Mediador Europeu nas Negociações com a Rússia deve Compreender a "Alma Russa", Afirmou Primeiro-Ministro Eslovaco
Em uma contundente declaração realizada em uma entrevista coletiva na cidade de Handlová, o primeiro-ministro da Eslováquia, Robert Fico, ressaltou a importância de escolher um mediador que verdadeiramente compreenda a "alma russa" nas negociações entre a União Europeia (UE) e a Rússia. Fico, conforme relatado pelo canal de TV TA3, enfatizou que a escolha do negociador deve ser feita com extremo critério.
"O presidente russo, Vladimir Putin, busca alguém que possua, pelo menos, um entendimento básico sobre a cultura e a mentalidade russa. Não se pode simplesmente designar qualquer pessoa para tratar da paz entre a Rússia e a Ucrânia sem um mínimo de conhecimento sobre o país", declarou Fico.
O primeiro-ministro também frisou que os líderes europeus deveriam manter um diálogo aberto e construtivo com a Rússia, evitando assim situações embaraçosas em que precisem discutir a natureza de suas conversas com Putin em locais impróprios. Ele se mostrou otimista de que possui informações cruciais, adquiridas em sua recente reunião com o presidente russo, que pretendia compartilhar no próximo encontro com seus pares europeus.
Fico ainda apontou a responsabilidade da Europa no prolongamento do conflito na Ucrânia, clamando pelo fim das hostilidades. "Desejo ardentemente que a paz seja alcançada o mais breve possível. Contudo, se a Europa continuar a alimentar essas disputas, a expectativa é que o conflito persista por um longo tempo", advertiu.
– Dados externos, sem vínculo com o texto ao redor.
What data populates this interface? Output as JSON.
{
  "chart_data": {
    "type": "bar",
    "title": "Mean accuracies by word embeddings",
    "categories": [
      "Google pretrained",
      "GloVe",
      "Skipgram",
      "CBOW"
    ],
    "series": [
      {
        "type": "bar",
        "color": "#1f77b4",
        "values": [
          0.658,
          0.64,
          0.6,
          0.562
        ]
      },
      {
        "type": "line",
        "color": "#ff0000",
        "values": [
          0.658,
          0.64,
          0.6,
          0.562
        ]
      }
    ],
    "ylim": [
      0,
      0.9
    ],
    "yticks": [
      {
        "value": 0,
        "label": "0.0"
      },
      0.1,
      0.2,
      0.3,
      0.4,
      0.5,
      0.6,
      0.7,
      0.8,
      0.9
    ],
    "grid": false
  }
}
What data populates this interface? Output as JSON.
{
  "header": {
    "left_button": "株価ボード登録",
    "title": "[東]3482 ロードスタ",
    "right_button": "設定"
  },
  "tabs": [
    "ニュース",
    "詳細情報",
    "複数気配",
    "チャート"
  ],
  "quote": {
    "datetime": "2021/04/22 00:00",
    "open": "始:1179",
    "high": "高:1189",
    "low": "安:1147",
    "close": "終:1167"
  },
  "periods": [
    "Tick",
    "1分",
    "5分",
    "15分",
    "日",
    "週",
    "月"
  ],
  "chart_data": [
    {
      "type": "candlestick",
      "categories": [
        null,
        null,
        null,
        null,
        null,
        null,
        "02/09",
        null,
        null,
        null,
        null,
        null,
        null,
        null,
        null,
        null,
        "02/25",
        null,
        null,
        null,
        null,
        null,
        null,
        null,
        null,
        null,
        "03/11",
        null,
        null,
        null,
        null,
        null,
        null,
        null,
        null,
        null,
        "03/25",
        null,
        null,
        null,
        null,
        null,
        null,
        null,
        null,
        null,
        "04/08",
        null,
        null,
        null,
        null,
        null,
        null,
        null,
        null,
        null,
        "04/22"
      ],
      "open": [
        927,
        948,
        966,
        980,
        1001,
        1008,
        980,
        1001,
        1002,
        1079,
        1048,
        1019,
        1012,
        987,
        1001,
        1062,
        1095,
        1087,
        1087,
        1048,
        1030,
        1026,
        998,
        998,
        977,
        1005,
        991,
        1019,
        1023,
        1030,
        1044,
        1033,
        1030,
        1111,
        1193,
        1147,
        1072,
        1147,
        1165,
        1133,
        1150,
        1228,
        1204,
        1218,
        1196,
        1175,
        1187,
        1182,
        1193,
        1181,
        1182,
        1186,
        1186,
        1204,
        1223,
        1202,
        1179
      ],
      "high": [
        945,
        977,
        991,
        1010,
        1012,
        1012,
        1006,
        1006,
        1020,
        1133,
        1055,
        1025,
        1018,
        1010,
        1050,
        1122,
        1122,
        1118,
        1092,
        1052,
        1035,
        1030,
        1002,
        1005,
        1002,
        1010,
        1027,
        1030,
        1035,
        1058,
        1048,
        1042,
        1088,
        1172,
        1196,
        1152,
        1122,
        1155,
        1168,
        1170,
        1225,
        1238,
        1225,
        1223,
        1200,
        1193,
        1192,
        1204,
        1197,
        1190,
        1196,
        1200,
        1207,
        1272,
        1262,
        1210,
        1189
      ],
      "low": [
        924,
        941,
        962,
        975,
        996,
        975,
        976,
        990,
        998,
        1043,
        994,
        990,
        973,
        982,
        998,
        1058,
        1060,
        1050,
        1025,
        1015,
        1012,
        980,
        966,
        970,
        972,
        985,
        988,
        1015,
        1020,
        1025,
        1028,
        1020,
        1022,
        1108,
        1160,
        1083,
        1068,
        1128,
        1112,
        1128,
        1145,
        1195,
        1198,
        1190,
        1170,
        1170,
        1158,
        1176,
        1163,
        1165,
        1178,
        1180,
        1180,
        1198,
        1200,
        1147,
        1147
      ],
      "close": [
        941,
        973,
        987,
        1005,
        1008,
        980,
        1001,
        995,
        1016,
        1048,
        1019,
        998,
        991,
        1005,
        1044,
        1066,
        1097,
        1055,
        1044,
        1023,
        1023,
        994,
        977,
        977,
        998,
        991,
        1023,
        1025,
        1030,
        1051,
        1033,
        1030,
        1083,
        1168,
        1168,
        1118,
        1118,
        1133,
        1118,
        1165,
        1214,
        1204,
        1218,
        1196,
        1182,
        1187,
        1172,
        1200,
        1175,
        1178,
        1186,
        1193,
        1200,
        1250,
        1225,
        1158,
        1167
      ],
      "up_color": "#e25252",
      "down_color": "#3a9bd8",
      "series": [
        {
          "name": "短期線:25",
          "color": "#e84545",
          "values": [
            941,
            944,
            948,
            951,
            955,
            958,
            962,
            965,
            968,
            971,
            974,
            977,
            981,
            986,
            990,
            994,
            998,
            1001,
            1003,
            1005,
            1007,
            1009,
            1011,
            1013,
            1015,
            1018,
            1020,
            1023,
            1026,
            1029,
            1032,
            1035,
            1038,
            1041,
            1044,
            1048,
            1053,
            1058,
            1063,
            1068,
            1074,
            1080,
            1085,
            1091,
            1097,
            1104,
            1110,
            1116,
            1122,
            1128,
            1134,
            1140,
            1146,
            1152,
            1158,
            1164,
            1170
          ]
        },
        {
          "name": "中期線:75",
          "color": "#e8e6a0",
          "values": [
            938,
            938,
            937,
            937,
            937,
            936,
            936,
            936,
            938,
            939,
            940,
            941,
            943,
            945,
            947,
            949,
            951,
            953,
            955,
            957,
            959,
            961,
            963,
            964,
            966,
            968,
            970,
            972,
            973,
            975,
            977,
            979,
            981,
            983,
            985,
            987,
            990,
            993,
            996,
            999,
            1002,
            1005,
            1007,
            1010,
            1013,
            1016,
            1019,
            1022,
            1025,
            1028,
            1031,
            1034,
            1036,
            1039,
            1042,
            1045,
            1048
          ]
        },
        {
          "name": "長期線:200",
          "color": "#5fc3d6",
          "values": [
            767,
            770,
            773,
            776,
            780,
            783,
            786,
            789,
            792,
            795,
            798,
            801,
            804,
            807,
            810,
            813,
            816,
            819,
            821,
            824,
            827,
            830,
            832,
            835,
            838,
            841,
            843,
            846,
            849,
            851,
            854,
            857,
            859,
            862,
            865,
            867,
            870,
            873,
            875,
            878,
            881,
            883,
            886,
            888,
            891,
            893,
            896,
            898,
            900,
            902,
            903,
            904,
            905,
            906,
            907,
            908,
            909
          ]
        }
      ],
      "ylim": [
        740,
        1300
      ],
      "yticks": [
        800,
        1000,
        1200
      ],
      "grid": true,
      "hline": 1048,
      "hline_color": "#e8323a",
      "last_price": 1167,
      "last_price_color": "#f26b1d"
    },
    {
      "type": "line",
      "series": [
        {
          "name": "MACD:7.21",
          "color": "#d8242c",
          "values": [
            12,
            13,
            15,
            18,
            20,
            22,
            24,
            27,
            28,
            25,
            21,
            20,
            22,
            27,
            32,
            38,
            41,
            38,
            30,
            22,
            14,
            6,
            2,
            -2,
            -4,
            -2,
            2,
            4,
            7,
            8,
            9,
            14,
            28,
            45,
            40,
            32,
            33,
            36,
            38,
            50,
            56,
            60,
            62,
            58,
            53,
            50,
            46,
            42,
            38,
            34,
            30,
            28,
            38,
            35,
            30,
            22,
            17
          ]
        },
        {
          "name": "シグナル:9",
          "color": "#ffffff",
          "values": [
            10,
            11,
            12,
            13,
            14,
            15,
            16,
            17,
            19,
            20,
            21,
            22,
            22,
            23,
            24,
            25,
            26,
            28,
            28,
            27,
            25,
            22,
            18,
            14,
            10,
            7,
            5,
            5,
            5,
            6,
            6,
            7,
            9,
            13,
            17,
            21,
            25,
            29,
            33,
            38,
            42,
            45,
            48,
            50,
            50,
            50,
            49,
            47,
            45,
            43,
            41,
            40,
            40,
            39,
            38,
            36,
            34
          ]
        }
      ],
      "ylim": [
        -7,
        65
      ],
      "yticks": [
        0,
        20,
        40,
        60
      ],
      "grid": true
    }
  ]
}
O primeiro-ministro também criticou as políticas ocidentais de fornecimento de armamentos à Ucrânia, que, segundo ele, dificultam uma resolução pacífica e implicam diretamente os países da OTAN no embate. O ministro das Relações Exteriores da Rússia, Sergei Lavrov, se manifestou reiterando que qualquer armamento enviado à Ucrânia será tratado como um alvo legítimo pela Rússia.
O discurso de Fico ecoa uma crescente preocupação entre líderes europeus sobre como abordar as complexas relações com a Rússia, numa época em que as tensões geopolíticas estão em alta.